No such thing as a free schoolbag
A response to recent SNP education pledges, this piece questions the value of headline-grabbing “free” offers such as schoolbags and expanded childcare.
The campaign leaflet for the SNP candidate for my constituency has just landed on my doorstep. Sadly, it must have been printed too soon to mention the critical policy issue of free schoolbags, which could have swayed many a floating voter. It is possible that the schoolbags offer has been long and considered in gestation. As it has been announced just a few weeks before the election, however, it could be construed as another gimmicky gift aimed, presumably, at people whose voting intentions are likely to be influenced by the offer of some free pencils. I am left wondering what problem it was intended to solve.
What it certainly will not solve is the early disadvantage that far too many of our children experience. Though the incidence of child poverty in Scotland has fallen slightly over the past few years, at least one in five children is still living in families with officially inadequate income. Not having to buy a schoolbag is unlikely to have much impact on a household’s capacity to pay housing and fuel costs, nor to assure a sufficiently healthy diet.
On its own (much like the baby box), it does little or nothing to enable parents to give their children the best start on their developmental journey. The kind of services that might have mitigated the worst impact of poverty and detached it from its correlation with poor social and educational outcomes have been devastated through repeated rounds of cuts in public service budgets. This has left many communities bereft of the kind of accessible provision that helps parents to give their children the kind of foundation they need to support their healthy learning and development.
What was included in the leaflet, however, was the commitment intention to provide “expanded childcare “worth over £6,000”. On the face of it, this looks like a substantially greater incentive to voters. It also looks like a more effective mechanism to support learning and to enable children to achieve more equitable educational outcomes than the schoolbag. On closer scrutiny, it is not clear how much meaningful difference it will make.
The term ‘childcare’ implies a primary focus on enabling parents to enter or remain in the labour market rather than on optimising the well-being of children and supporting their more equitable development. Research has shown that better-off parents will access better quality provision in their children’s early life, using the taxpayer-funded hours to subsidise the costs. The ‘attainment gap’, measurable at age two, thus persists and widens as children get older. It is unlikely that a free schoolbag at school entry, notwithstanding the addition of some paper and pencils, will bring about much change.
What we really need are not more gimmicks and giveaways but a fundamental rethink about how we value and care for our youngest citizens. This means several policy shifts.
“Fundamentally, we must start basing provision for children and their families on evidence of what works and not on political opportunism.”

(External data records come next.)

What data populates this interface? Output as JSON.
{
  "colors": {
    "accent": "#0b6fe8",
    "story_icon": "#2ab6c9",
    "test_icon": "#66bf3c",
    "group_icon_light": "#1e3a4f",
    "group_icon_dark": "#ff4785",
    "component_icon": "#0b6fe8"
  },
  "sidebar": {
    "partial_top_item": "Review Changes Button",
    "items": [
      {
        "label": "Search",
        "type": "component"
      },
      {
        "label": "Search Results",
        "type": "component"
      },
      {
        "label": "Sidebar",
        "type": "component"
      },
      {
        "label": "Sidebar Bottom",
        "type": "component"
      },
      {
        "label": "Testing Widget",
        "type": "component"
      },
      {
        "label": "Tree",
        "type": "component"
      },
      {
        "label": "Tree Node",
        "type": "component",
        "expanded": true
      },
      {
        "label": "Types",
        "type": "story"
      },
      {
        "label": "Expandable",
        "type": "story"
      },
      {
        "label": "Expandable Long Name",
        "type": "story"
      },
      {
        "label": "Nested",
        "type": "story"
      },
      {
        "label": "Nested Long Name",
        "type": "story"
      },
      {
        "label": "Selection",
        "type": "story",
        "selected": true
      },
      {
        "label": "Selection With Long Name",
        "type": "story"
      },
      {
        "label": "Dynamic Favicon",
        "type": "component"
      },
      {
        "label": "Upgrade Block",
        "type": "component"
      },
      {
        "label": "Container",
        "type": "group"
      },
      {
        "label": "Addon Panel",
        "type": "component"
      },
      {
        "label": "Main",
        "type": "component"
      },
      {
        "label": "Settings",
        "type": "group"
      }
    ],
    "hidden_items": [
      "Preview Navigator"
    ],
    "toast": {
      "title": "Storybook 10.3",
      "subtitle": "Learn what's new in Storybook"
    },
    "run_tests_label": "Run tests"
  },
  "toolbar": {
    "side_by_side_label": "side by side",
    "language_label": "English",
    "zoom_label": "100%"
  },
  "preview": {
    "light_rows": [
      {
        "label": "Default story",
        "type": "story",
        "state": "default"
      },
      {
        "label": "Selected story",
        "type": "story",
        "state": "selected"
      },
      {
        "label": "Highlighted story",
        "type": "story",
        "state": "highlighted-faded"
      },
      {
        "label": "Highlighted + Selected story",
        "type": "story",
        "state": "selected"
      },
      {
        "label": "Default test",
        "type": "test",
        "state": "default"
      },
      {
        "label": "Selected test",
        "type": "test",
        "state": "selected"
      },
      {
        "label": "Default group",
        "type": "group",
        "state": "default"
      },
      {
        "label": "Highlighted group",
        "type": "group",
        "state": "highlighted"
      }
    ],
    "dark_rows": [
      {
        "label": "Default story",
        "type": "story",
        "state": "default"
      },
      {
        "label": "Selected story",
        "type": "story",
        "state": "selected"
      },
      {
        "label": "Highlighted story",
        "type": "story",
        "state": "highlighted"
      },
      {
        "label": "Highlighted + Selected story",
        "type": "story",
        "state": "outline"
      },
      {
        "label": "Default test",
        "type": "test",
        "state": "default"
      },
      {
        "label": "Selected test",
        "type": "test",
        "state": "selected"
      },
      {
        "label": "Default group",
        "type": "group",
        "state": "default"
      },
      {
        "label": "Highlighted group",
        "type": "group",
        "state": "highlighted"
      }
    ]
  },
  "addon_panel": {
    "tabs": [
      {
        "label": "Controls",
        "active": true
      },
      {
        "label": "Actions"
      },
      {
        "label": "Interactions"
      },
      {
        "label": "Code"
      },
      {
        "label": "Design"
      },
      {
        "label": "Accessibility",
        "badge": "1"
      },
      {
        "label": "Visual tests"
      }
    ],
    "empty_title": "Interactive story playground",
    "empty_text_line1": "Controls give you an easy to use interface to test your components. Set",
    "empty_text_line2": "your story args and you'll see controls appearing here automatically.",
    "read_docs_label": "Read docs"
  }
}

We need to recognise that providing gifts on a universal basis can be regressive, not progressive, in economic terms. If we want all our children to have the “best start in life” (to quote the government’s own performance objective), we need to ensure that children who are at greater risk of lifelong inequality receive a proportionately more significant share of resources. This means increasing cash transfers so that the direct impacts of poverty and deprivation are alleviated.

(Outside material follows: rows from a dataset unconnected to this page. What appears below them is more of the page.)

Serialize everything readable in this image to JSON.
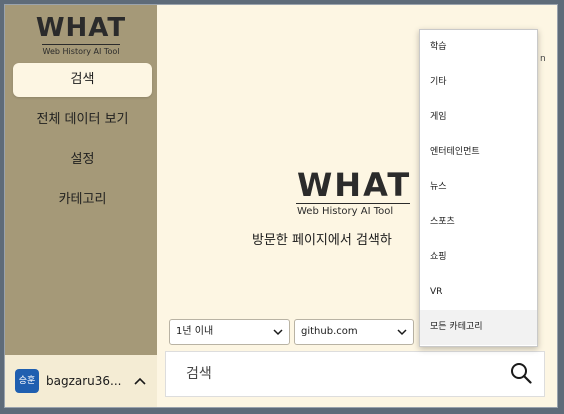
{
  "sidebar": {
    "brand_title": "WHAT",
    "brand_sub": "Web History AI Tool",
    "items": [
      {
        "label": "검색",
        "active": true
      },
      {
        "label": "전체 데이터 보기"
      },
      {
        "label": "설정"
      },
      {
        "label": "카테고리"
      }
    ],
    "user": {
      "avatar": "승훈",
      "name": "bagzaru36...",
      "caret_icon": "chevron-up-icon"
    }
  },
  "main": {
    "hero_title": "WHAT",
    "hero_sub": "Web History AI Tool",
    "hero_tag": "방문한 페이지에서 검색하",
    "filters": {
      "period": "1년 이내",
      "domain": "github.com"
    },
    "search": {
      "placeholder": "검색",
      "icon": "search-icon"
    }
  },
  "dropdown": {
    "items": [
      "학습",
      "기타",
      "게임",
      "엔터테인먼트",
      "뉴스",
      "스포츠",
      "쇼핑",
      "VR",
      "모든 카테고리"
    ],
    "selected": "모든 카테고리"
  },
  "background_text": "n"
}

We also need to provide services that enable parents to do the best job possible through integrated community-based provision that combines parent support with early childhood health, education and care. We should consider funding models that cap costs but where families pay on a sliding scale according to income. This would enable poorer families to access services of equal quality to those used by more advantaged families.
Ensuring that there are high staff-to-child ratios and that staff are as well qualified as those teaching in secondary schools should be a requirement for all provision. At present, there is a huge dependence on private businesses in fulfilling the government’s ‘free childcare’ commitment. Increasing the number of ‘free’ hours will only increase this dependence unless funding is made available to local authorities to expand their own provision.

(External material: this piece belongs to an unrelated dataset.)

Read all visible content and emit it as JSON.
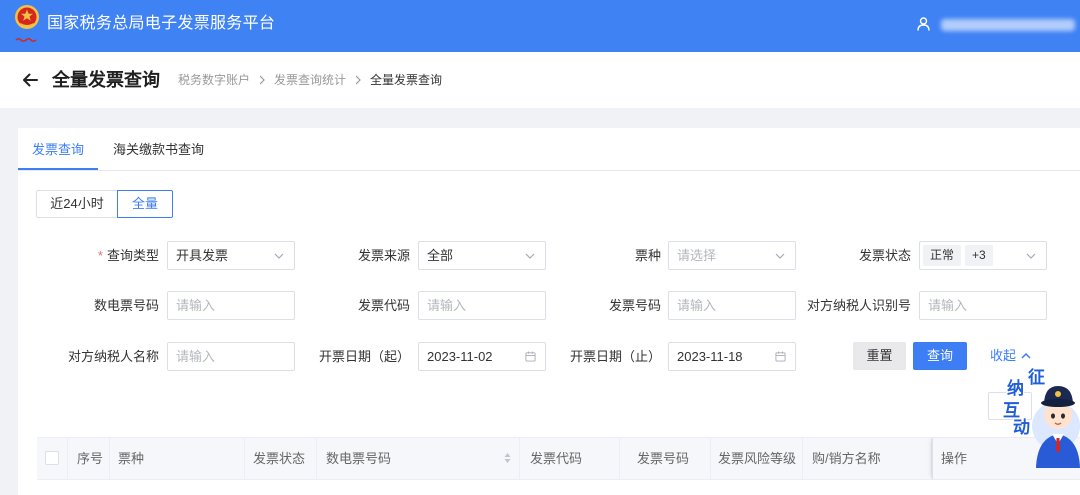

Fundamentally, we must start basing provision for children and their families on evidence of what works and not on political opportunism. In announcing this latest giveaway, John Swinney claimed it would build on the ‘fantastic success’ of the baby box. Possibly it might have been successful in attracting more support for Mr Swinney and his party, but evidence of its ‘fantastic success’ in terms of impact on outcomes for children seems to be thin on the ground.
I fear that the schoolbag will suffer the same fate.